The wisdom of our bodies is no different from the wisdom of nature. We are nature. We are the Earth. I have spent three years reading, reflecting, and writing about regenerative agriculture. I have learned about how humans are applying principles of regeneration to economies and organizations. What has struck me most deeply is the innately spiritual nature of these endeavors. I frequently hear people point to the need for an evolution of human consciousness as the nexus of regeneration.
This is true in my experience. The lessons I have learned of ecology mirror the lessons of spiritual and Indigenous teachings thousands of years old, which mirror the lessons of modern-day quantum physics. Humans have long sought to understand the nature of reality, and our attempts to do so have reflected the vast creativity of the human brain, emerging as the disciplines of science, humanities, and religion.
Consilience is a word we use to describe when different disciplines come to similar conclusions independently, converging on stronger conclusions. Ultimately, ancient and modern ways of knowing point to the truth of interconnection, oneness, relationship. These are truths we can access intellectually from a range of disciplines and experience physically through the wisdom of our bodies, the wisdom of nature.
Judith Schwartz, author of numerous books filled with stories about climate, ecosystems, and grassroots change, shared about a time she felt restless as conversations about the transformation we need started to sound the same. Then, as she said, the obvious thing hit her: We collectively have the information we need to restore the Earth. Everything we are dealing with is people problems.

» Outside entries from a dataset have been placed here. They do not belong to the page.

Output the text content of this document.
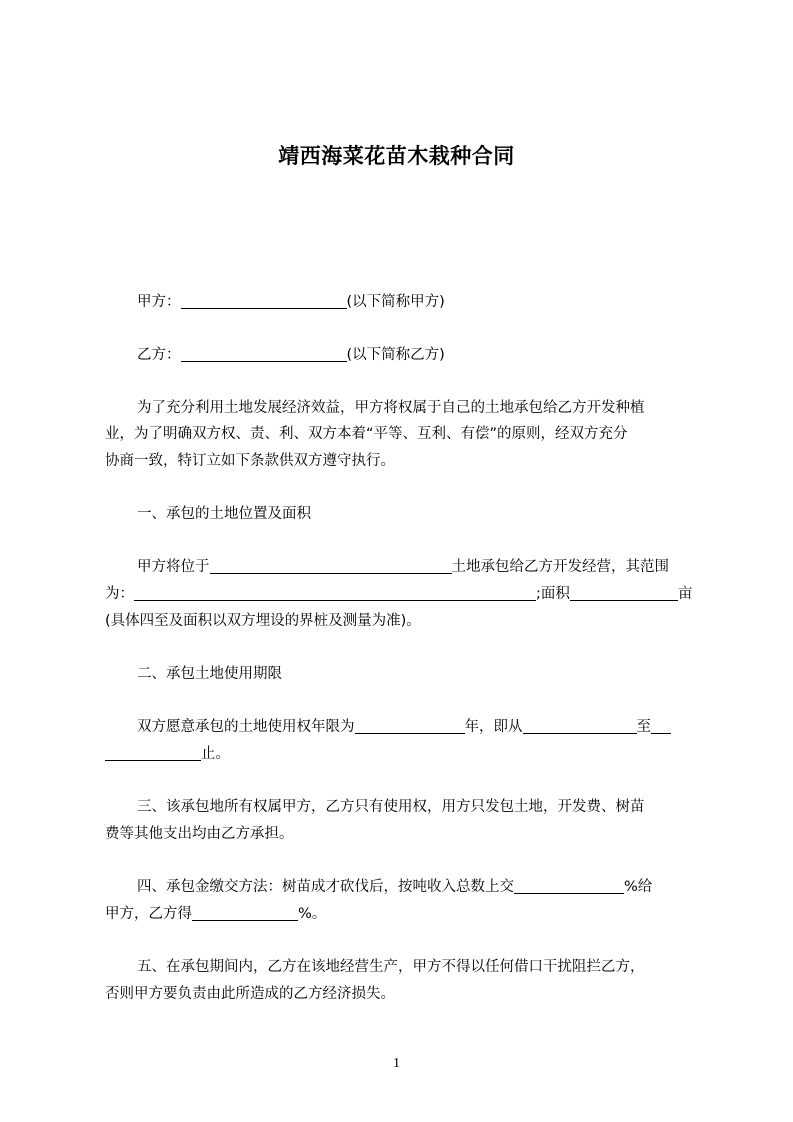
靖西海菜花苗木栽种合同
甲方：	(以下简称甲方)
乙方：	(以下简称乙方)
为了充分利用土地发展经济效益，甲方将权属于自己的土地承包给乙方开发种植
业，为了明确双方权、责、利、双方本着“平等、互利、有偿”的原则，经双方充分
协商一致，特订立如下条款供双方遵守执行。
一、承包的土地位置及面积
甲方将位于	土地承包给乙方开发经营，其范围
为：	;面积	亩
(具体四至及面积以双方埋设的界桩及测量为准)。
二、承包土地使用期限
双方愿意承包的土地使用权年限为	年，即从	至
止。
三、该承包地所有权属甲方，乙方只有使用权，用方只发包土地，开发费、树苗
费等其他支出均由乙方承担。
四、承包金缴交方法：树苗成才砍伐后，按吨收入总数上交	%给
甲方，乙方得	%。
五、在承包期间内，乙方在该地经营生产，甲方不得以任何借口干扰阻拦乙方，
否则甲方要负责由此所造成的乙方经济损失。
1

We know we need to transform our agricultural, economic, and social systems—and systems are created by people.
I came to TomKat Ranch motivated by the need for climate action. I did not have a conscious relationship with my food or an understanding of complexity, and I felt decidedly separate from the living world. In fact, I was conditioned to fear that which was wild and unknowable, to seek refuge in a false sense of certainty and control. All of this was alive in me during my time at ROAM Ranch; as was a deep longing to be in and of nature, to shed this false sense of separation and immerse myself in the beauty, awe, and mystery of life around me and within me.
I wonder how many of us feel this sense of fear, of separateness, and believe that it is proof we are indeed separate? I wonder still how many of us are aware of this fear and the sources of this belief—hundreds of years of colonization, patriarchy, mechanization of life: words we use to describe various forms of control, dominion, exploitation, extraction, reductionism. Actions that are ultimately rooted in fear of the unknown, the wild and untamed. A grasping for control and certainty in a world full of mystery.
When was the last time you stood in the land and asked, “What do you want to be?” If it were to answer, could you hear it? — Daniel Griffith
Regeneration asks us to understand the truth of interconnection. And regeneration asks us to embody this truth. To act on it.
My time at the conference planted a seed in me. Joel Salatin spoke of how participation creates freedom. Kate Kavanaugh—butcher, storyteller, and guide of mind, body, and soil—took us on a journey through deep time and the lifecycle of a little bluestem seed. This single seed that we perceive as one is really many, carrying with it every relationship that has come before.
Kate also invited us to reflect on what hope feels like in our bodies; where in our bodies does it live? Does hope have a taste, a color? Perhaps it feels luminous, buoyant, light, smells like grass after the rain, a shade of pearl, its experience like Spring bubbling up mysteriously in the chest.
My body carries this seed, this hope, this call to participate, to connect, to live. How this seed will bloom is one of the wonderful mysteries of life. I close this article with the message Daniel Griffith shared to close the conference: Be the solution. Fill the need. Walk to your local farm and help. Be the relationship. Be the harmony. Look down at your feet; start there, change that.